Mosala hesitated, then said carefully, "Suppose every human being was wiped off the face of the planet tomorrow, and we waited a few million years for the next species with a set of religious and scientific cultures to arise. What do you think the new religions would have in common with the old ones—the ones from our time? I suspect the only common ground would be certain ethical principles which could be traced to shared biological influences: sexual reproduction, child rearing, the advantages of altruism, the awareness of death.
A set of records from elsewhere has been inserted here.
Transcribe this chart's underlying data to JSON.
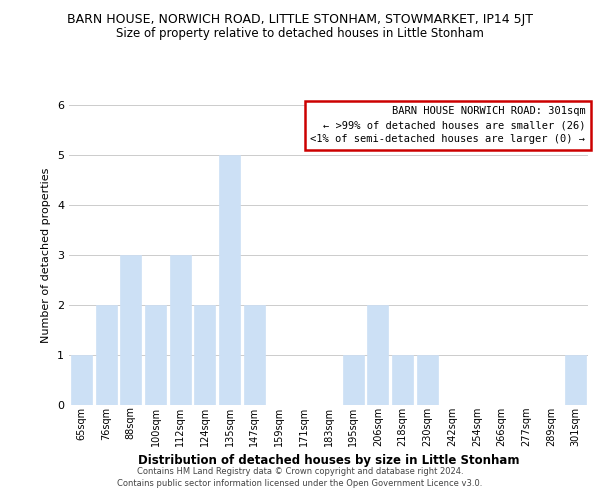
{
  "title": "BARN HOUSE, NORWICH ROAD, LITTLE STONHAM, STOWMARKET, IP14 5JT",
  "subtitle": "Size of property relative to detached houses in Little Stonham",
  "xlabel": "Distribution of detached houses by size in Little Stonham",
  "ylabel": "Number of detached properties",
  "bar_color": "#cce0f5",
  "bar_edge_color": "#cce0f5",
  "categories": [
    "65sqm",
    "76sqm",
    "88sqm",
    "100sqm",
    "112sqm",
    "124sqm",
    "135sqm",
    "147sqm",
    "159sqm",
    "171sqm",
    "183sqm",
    "195sqm",
    "206sqm",
    "218sqm",
    "230sqm",
    "242sqm",
    "254sqm",
    "266sqm",
    "277sqm",
    "289sqm",
    "301sqm"
  ],
  "values": [
    1,
    2,
    3,
    2,
    3,
    2,
    5,
    2,
    0,
    0,
    0,
    1,
    2,
    1,
    1,
    0,
    0,
    0,
    0,
    0,
    1
  ],
  "ylim": [
    0,
    6
  ],
  "yticks": [
    0,
    1,
    2,
    3,
    4,
    5,
    6
  ],
  "legend_title": "BARN HOUSE NORWICH ROAD: 301sqm",
  "legend_line1": "← >99% of detached houses are smaller (26)",
  "legend_line2": "<1% of semi-detached houses are larger (0) →",
  "legend_box_edge_color": "#cc0000",
  "footer_line1": "Contains HM Land Registry data © Crown copyright and database right 2024.",
  "footer_line2": "Contains public sector information licensed under the Open Government Licence v3.0.",
  "background_color": "#ffffff",
  "grid_color": "#cccccc"
}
And if the biology was very different, there might be no overlap at all.
"But if we waited for the new scientific culture to come up with their idea of a TOE, then I believe that—however different it looked 'on paper'—it would be something which either culture would be able to show was mathematically equivalent in every respect to our TOE… just as any physics undergraduate can prove that all the forms of Maxwell's Equations describe exactly the same thing.
"That's the difference. Scientists may start off disagreeing wildly—but they converge on a consensus, regardless of their culture. There are physicists at this conference from over a hundred different countries. Their ancestors three thousand years ago might have had twenty or thirty mutually contradictory explanations between them for any phenomenon you care to think of in the natural world. And yet there are only three conflicting candidate TOEs being presented here. And in twenty years' time, if not sooner, I'd bet there'll only be one."
Parker appeared dissatisfied with this reply, but he took his seat.
"Lisbeth Weller, GninWeisheit. It seems to me that your whole approach to these issues reflects a male, Western, reductionist, left-brained mode of thought." Weller was a tall, sober-looking woman, who sounded genuinely saddened and perplexed. "How can you possibly reconcile this with your struggle as an African woman against cultural imperialism?"
Mosala said evenly, "I have no interest in surrendering the most powerful intellectual tools I possess, because of some quaint misconception that they're the property of any particular group of people: male, Western, or otherwise. As I said, the history of science is one of convergence toward a shared understanding of the universe—and I'm not willing to be excluded from that convergence for any reason. And as for 'left-brained modes of thought,' I'm afraid that's a rather dated—and reductionist—concept. Personally, I use the whole organ."
There was loud applause from the fans, but it sounded plaintive as it died out. The atmosphere in the room was changing: becoming strained, polarized. Weller, I knew, was a proud member of Mystical Renaissance—and although most journalists here would have no cult affiliation, the minority with strong anti-science sentiments could still make their presence felt.
"William Savimbi, Proteus Information. You speak approvingly of a convergence of ideas which has no respect for ancestral cultures—as if your own heritage were of no importance to you at all. Is it true that you received death threats from the Pan-African Cultural Defense Front, after you publicly stated that you didn't consider yourself to be an African woman?" Proteus was the South African branch of a large Canadian family company; Savimbi was a solid, gray-haired man, who spoke with casual familiarity, as if he'd been covering Mosala for some time.
Mosala struggled visibly to contain her anger. She reached into a pocket and took out her notepad, and began typing on the keyboard.